商船三井とカナダのメタネックス、バイオメタノール燃料を用いたネットゼロ航海を実施

(米国、日本、カナダ、ベルギー)

ヒューストン発

2023年02月28日

海運大手の商船三井とカナダのメタネックスは2月28日、環境負荷の低いメタノールと重油の二元燃料船「ケイジャンサン」において、世界初のバイオメタノール燃料を活用したネットゼロ(注)航海を実施したと発表した。両社は、本航海を通じて、舶用燃料としてのメタノールの有用性と、海運業界の脱炭素化への道を示したとしている。

発表によると、商船三井がメタネックスの子会社ウォーターフロントシッピングに貸船する同船は、1月17日に米国ルイジアナ州ガイスマー港を出港し、2月4日にベルギー・アントワープ港で航海を完了した。

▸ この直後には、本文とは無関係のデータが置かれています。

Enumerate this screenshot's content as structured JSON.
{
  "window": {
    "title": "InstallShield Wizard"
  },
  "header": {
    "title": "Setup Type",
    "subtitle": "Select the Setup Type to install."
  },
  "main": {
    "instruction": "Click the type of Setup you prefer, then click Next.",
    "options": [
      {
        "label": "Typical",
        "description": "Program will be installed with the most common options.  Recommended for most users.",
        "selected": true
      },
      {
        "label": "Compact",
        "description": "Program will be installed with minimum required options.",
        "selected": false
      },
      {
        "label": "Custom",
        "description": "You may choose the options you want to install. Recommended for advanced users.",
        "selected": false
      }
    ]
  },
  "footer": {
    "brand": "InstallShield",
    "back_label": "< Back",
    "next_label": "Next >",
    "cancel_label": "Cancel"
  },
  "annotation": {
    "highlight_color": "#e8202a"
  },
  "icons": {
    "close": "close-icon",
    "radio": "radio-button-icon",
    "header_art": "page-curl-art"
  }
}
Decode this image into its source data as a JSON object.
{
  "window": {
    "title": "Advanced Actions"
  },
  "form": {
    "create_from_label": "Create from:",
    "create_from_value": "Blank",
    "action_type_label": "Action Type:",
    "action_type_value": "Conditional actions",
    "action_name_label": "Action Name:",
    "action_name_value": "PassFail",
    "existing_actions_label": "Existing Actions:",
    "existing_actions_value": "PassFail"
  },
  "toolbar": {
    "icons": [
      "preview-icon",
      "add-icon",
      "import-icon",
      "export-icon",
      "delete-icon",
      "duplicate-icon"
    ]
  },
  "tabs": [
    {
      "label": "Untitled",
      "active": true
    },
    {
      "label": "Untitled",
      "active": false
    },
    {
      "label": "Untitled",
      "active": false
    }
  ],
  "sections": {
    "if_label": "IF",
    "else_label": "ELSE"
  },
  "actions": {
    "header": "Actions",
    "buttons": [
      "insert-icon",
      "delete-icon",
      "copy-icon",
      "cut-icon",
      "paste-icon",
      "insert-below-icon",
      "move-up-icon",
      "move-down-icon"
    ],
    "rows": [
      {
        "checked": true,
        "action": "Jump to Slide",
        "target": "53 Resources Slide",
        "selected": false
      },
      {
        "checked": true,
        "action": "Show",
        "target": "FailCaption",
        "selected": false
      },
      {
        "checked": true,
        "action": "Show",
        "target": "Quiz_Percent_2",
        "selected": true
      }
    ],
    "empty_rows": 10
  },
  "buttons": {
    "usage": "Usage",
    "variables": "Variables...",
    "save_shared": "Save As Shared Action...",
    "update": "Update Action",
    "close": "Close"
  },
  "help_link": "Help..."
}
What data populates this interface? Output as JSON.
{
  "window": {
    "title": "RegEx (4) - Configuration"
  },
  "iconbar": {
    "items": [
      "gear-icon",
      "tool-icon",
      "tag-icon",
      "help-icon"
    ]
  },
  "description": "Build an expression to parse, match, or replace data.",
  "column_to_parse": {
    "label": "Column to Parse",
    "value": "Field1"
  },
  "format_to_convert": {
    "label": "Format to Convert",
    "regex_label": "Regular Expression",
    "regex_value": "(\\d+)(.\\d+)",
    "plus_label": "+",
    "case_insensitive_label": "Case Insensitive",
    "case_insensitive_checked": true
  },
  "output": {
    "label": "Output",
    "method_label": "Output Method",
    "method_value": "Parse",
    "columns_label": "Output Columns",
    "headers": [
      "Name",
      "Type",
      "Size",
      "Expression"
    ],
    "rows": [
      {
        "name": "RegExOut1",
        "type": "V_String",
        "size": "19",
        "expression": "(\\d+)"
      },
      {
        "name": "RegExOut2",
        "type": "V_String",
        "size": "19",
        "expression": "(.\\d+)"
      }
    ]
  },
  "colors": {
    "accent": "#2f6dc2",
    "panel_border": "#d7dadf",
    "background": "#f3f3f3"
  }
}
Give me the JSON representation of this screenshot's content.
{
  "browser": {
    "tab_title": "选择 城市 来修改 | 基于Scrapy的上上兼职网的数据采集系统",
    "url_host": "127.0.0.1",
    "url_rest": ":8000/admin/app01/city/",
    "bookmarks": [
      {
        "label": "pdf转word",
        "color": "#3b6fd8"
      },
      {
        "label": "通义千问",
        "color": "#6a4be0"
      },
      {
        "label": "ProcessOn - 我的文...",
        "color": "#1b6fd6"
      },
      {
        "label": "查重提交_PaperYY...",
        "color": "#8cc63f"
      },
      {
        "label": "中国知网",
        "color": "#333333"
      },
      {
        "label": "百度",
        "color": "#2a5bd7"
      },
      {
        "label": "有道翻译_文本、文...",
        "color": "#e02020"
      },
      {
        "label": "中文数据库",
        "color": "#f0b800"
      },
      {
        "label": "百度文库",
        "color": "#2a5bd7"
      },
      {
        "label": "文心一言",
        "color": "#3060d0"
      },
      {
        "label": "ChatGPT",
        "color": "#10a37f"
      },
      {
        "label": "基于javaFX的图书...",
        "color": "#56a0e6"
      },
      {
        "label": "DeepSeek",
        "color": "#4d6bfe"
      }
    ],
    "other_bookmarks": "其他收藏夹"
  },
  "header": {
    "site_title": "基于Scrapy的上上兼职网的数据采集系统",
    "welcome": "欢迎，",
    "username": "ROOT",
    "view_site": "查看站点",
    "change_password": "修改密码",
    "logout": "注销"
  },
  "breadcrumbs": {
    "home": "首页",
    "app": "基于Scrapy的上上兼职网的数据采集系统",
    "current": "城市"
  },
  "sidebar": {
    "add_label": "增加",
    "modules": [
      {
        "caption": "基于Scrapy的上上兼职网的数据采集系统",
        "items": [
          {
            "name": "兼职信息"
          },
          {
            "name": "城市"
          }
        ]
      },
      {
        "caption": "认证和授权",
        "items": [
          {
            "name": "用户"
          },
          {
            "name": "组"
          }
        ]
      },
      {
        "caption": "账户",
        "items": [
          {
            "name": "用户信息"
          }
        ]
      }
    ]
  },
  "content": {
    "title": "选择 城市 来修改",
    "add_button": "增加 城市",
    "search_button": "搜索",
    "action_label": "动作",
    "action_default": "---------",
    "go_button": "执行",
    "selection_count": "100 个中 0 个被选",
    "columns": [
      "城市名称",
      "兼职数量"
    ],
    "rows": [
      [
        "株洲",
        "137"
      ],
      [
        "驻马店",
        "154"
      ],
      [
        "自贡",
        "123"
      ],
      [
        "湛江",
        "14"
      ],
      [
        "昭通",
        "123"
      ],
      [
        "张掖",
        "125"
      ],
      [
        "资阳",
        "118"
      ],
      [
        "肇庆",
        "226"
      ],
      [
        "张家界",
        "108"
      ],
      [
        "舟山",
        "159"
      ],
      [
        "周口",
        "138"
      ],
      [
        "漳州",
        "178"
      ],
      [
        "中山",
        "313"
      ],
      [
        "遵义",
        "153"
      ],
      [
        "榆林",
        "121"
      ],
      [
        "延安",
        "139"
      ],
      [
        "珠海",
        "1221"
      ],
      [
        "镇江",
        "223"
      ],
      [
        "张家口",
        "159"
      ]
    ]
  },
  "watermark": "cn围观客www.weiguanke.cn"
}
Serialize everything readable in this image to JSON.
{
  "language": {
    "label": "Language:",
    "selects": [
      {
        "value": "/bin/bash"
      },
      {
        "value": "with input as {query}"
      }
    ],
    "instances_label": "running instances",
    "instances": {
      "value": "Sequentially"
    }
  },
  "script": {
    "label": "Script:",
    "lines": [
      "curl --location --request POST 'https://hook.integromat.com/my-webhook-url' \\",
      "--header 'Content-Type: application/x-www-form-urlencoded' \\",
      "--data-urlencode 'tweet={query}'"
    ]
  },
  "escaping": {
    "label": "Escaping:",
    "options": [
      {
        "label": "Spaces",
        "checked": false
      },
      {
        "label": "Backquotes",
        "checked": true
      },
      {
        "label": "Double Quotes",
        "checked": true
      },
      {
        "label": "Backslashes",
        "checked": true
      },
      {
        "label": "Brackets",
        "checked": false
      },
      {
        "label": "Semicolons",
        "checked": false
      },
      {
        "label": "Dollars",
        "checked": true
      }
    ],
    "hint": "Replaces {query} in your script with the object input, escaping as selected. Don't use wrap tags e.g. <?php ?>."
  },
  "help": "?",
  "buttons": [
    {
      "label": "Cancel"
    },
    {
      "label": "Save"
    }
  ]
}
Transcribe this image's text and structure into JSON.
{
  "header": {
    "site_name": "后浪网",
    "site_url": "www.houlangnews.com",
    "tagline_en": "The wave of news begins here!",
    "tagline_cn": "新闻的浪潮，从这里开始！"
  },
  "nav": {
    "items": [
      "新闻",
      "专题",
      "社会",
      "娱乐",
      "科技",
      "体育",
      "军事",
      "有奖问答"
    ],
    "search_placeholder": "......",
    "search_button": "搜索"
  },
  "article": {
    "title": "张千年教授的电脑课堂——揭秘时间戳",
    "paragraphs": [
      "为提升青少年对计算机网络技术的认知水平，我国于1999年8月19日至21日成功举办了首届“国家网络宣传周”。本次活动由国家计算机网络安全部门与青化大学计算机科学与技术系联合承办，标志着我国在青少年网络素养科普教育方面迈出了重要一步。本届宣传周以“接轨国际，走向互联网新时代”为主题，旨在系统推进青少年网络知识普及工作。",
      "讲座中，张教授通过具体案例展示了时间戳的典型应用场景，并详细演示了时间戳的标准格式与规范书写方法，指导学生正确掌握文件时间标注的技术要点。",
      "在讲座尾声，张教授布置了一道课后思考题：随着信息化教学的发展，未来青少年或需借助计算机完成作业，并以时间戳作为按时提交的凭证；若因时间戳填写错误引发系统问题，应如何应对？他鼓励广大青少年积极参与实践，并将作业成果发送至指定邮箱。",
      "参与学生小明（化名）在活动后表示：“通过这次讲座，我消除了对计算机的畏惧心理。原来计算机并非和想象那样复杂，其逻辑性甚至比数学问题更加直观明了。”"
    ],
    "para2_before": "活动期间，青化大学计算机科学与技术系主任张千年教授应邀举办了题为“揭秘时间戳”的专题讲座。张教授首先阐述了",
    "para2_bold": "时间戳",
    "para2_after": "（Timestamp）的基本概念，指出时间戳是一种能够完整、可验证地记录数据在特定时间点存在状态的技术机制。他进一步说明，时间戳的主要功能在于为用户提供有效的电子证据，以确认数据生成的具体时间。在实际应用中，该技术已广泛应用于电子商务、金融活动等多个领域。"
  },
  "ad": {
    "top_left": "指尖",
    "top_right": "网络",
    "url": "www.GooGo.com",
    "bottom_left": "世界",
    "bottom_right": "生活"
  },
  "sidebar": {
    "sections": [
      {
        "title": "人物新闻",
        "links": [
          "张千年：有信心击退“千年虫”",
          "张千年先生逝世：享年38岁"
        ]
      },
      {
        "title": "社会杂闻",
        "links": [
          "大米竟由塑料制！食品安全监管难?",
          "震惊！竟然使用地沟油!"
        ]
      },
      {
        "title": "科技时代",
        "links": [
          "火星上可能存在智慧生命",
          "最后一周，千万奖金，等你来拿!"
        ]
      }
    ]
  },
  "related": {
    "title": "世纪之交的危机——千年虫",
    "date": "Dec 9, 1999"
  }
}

商船三井の燃料部担当執行役員である髙橋和弘氏は「メタネックスおよびウォーターフロントシッピングとは長きにわたりパートナーシップを築いており、2022年にウォーターフロントシッピング発行済み株式の40%を取得したことにより、その関係はさらに強固なものとなった。その成果の1つとして、バイオメタノールを用いたネットゼロ航海を達成したことを喜ばしく思っている。当社は、海運業界の先駆けとして環境負荷低減に取り組んでおり、足元から利用可能なメタノールは大変有望な代替燃料の1つだ。また、当社は、海運業界が用いる代替燃料のサプライチェーン上におけるさまざまな取り組みも進めている」と述べた。

商船三井の米国における最近の脱炭素化の取り組みとしては、2022年11月に、米国シェブロンと二酸化炭素(CO2)回収・有効利用・貯留(CCUS)向け液化CO2海上輸送事業開発で提携を発表した(2022年11月11日記事参照)。また、同月にJERAと燃料アンモニアの輸送に向け協業(2022年11月28日記事参照)を発表した。

(注)燃料の製造プロセスも考慮して、ライフサイクルベースで温室効果ガス(GHG)排出総量が実質的にゼロであることを指す。